O Sr. Rodeia Machado (PCP): - É uma vergonha.

O Orador: - E, por exemplo, fazem algumas habilidades, se me permitem a expressão, relativamente a alguns meios de diagnóstico e de tratamento. Vejamos o exemplo da litotrícia, que é o tratamento para a chamada "pedra nos rins". Antes, o tratamento global custava 150€, que já era uma taxa elevada; agora, o Governo resolveu baixar essa taxa para 60€. O problema é que, antes, os 150€ abrangiam todas as sessões necessárias ao tratamento e, agora, os 60€ são pagos por sessão. Ora, como este tratamento implica, na maioria das vezes, quatro, cinco ou seis sessões, isto significa que, em alguns casos, o custo deste tratamento, já alto, duplica. E este é um exemplo que se multiplica por muitos outros tratamentos e meios complementares de diagnóstico.
Portanto, o que está por detrás deste decreto-lei é um agravamento real, e grave, das taxas moderadoras, que acentua a ideia de que, como dissemos desde o início da imposição das taxas moderadoras, nos governos do PSD anteriores a 1995, estas taxas ditas moderadoras não moderam nada, não servem para moderar um consumo eventualmente excessivo de cuidados de saúde, servem apenas para onerar as populações com mais um custo de um serviço que lhes devia ser prestado gratuitamente, e impedem, quanto mais aumentam os seus custos, quanto maiores são as taxas, o acesso de muitos cidadãos aos cuidados de saúde, porque o custo começa a ser cada vez mais oneroso.

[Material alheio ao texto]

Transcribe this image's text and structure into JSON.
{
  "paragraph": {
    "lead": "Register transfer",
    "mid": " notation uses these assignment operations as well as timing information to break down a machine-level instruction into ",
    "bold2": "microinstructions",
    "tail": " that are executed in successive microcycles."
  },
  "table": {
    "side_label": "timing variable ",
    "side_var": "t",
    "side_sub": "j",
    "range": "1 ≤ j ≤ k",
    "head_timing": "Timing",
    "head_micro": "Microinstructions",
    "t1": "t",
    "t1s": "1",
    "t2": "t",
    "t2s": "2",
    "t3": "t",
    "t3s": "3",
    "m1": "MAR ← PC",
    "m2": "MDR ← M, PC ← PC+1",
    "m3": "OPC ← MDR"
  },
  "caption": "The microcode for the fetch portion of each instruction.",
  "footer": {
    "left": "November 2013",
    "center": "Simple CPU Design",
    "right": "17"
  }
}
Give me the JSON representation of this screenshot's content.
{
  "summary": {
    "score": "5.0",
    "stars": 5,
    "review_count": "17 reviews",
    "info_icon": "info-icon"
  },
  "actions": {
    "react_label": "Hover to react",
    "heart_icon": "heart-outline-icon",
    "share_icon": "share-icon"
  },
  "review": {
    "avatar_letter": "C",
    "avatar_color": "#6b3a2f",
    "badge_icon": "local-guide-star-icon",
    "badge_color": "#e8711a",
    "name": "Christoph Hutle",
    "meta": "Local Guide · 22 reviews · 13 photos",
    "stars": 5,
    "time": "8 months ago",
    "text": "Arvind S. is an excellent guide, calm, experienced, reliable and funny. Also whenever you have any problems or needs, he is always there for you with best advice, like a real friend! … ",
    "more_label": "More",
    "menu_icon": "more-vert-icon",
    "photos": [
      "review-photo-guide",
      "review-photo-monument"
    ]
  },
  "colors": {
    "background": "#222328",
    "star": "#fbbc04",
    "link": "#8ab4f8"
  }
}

As taxas moderadoras são cada vez mais encaradas como uma fonte de receitas próprias e isto não se desliga, evidentemente, da política de restrição financeira às unidades públicas, que são obrigadas a procurar receitas, neste caso através das taxas moderadoras. E esta é mais uma peça na política de subfinanciamento pelo Orçamento do Estado que o Governo impõe ao Serviço Nacional de Saúde.
De resto, desafio o Governo a provar que todas as taxas aplicadas são, como já dizia, desde 1992, o decreto-lei, menos de 1/3 do custo real, porque a verdade é que em muitas delas isso não está comprovado e serão, segundo se diz, nalguns casos, muito próximas ou até acima do custo real.
O Governo tem forma de nos garantir, aqui, que todas estão abaixo de um 1/3 do custo real, como diz o decreto-lei que as aprovou? Isso não está garantido!
Alarga-se a aplicação de taxas a actos até aqui gratuitos, numa curiosa e pelo menos um pouco forçada aplicação do princípio constitucional de que o acesso aos cuidados de saúde é tendencialmente gratuito. Não se percebe como é que o "tendencialmente gratuito" suporta o aumento de actos que passam a ser taxados. Mas esta é, sem dúvida, uma interpretação criativa que o Governo faz desta matéria, no seu conhecido incómodo com o texto constitucional.